Ce sont eux qui conduisent le collège des cardinaux, chargé de fixer le jour et l'heure des funérailles, traditionnellement célébrées entre le quatrième et le sixième jour suivant sa mort. Selon les règles établies, les cérémonies se tiendront place Saint-Pierre, en présence de chefs d’État, de dignitaires religieux du monde entier et de dizaines de milliers de fidèles.
- Quinze à vingt jours pour convoquer le conclave
En parallèle, les cardinaux sont convoqués à Rome dans un délai de 15 à 20 jours après le décès du pape. Au cours des congrégations générales préparatoires, ils prêteront serment sur les Évangiles pour respecter les règles établies par la constitution apostolique encore appelée « Universi Dominici Gregis ». Ils fixeront ensuite la date du conclave, l’aménagement de la chapelle Sixtine où se déroulera le vote, ainsi que les conditions d’hébergement des électeurs.
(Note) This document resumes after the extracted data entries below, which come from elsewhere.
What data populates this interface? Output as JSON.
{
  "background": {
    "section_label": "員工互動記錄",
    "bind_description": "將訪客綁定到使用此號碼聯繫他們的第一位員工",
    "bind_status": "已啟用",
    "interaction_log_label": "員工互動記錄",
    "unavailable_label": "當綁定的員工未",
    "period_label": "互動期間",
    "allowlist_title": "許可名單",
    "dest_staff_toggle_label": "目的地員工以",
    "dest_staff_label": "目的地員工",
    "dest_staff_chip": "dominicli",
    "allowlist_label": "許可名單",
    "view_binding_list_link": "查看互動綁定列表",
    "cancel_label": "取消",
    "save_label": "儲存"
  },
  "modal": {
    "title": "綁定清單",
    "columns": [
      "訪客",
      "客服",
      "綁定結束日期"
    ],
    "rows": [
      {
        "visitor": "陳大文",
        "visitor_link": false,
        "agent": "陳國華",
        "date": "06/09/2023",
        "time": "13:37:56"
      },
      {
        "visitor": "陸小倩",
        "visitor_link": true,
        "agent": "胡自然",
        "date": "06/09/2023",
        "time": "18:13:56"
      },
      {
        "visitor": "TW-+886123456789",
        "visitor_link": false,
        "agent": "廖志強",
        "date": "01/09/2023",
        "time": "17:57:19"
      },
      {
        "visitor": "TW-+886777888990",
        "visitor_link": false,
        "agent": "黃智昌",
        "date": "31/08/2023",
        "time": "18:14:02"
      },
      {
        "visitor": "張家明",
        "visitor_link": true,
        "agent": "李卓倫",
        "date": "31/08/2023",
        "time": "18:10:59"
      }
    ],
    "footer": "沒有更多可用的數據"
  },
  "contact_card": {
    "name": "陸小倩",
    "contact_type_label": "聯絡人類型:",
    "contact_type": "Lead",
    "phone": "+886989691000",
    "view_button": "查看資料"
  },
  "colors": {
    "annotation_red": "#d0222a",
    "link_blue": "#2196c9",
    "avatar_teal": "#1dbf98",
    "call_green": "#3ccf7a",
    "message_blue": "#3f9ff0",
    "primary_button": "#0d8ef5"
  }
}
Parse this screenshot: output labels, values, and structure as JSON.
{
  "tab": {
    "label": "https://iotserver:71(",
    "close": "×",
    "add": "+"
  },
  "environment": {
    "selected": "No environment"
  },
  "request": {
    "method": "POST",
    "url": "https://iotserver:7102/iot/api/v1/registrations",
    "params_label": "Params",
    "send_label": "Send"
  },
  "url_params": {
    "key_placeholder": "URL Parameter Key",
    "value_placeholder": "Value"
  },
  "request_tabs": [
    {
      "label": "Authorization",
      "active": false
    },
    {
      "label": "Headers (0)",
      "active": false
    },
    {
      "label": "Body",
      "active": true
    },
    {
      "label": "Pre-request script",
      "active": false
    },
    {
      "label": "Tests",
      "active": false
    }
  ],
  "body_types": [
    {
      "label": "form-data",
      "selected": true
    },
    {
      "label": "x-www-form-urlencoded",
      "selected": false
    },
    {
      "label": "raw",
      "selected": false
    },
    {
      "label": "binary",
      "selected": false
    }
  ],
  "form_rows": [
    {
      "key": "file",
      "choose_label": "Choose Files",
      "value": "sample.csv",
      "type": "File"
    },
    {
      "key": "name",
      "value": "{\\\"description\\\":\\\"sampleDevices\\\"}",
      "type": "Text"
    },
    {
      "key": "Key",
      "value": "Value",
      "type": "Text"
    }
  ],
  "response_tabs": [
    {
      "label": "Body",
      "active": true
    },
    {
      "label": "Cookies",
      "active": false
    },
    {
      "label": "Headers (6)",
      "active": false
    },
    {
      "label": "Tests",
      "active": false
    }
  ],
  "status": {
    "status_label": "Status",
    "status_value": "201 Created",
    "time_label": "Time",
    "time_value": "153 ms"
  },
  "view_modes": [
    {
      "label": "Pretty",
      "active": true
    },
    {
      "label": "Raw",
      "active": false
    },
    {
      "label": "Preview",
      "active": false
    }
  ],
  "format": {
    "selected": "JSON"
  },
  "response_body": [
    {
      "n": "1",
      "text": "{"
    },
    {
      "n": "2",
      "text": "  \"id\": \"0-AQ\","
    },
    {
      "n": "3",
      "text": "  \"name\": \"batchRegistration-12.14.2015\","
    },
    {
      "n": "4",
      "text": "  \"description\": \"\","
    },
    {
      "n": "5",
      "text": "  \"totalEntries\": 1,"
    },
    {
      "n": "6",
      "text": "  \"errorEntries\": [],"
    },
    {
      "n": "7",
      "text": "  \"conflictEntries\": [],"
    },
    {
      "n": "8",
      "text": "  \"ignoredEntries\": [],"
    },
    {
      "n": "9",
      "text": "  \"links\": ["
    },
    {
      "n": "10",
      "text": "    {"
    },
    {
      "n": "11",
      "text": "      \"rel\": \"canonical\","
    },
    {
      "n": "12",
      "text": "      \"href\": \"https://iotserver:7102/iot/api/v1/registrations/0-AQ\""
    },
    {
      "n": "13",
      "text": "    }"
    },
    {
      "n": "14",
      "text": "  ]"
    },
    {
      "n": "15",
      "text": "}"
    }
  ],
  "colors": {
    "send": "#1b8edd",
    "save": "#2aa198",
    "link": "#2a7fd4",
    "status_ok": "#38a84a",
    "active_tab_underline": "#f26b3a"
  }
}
Seuls les cardinaux âgés de moins de 80 ans ont le droit de voter.
- Le conclave, entre fumée noire et fumée blanche
Le conclave se déroule dans une stricte confidentialité. La chapelle Sixtine est totalement coupée du monde extérieur, et les cardinaux sont tenus à un silence absolu sur le déroulement du scrutin. Le vote se fait à bulletin secret, avec deux scrutins possibles le matin et deux l’après-midi. Il faut une majorité qualifiée des deux tiers pour élire le nouveau pape. À l’issue de chaque session, les bulletins sont brûlés : la fumée noire indique l’absence d’un nouveau pontife, la fumée blanche, en revanche, signifie qu’un pape a été élu.
- L’annonce solennelle du nouveau souverain pontife
Une fois l’élection obtenue, le doyen du Sacré Collège interroge l’élu : « Acceptez-vous votre élection comme souverain pontife ? ». Après son consentement, le nouveau pape choisit son nom. Il reçoit alors l’hommage de ses pairs, avant que le cardinal protodiacre ne proclame officiellement son élection depuis le balcon central de la basilique Saint-Pierre avec la formule : « Habemus Papam ». Le nouveau pape adresse ensuite sa première bénédiction "Urbi et Orbi" à la ville de Rome et au monde entier.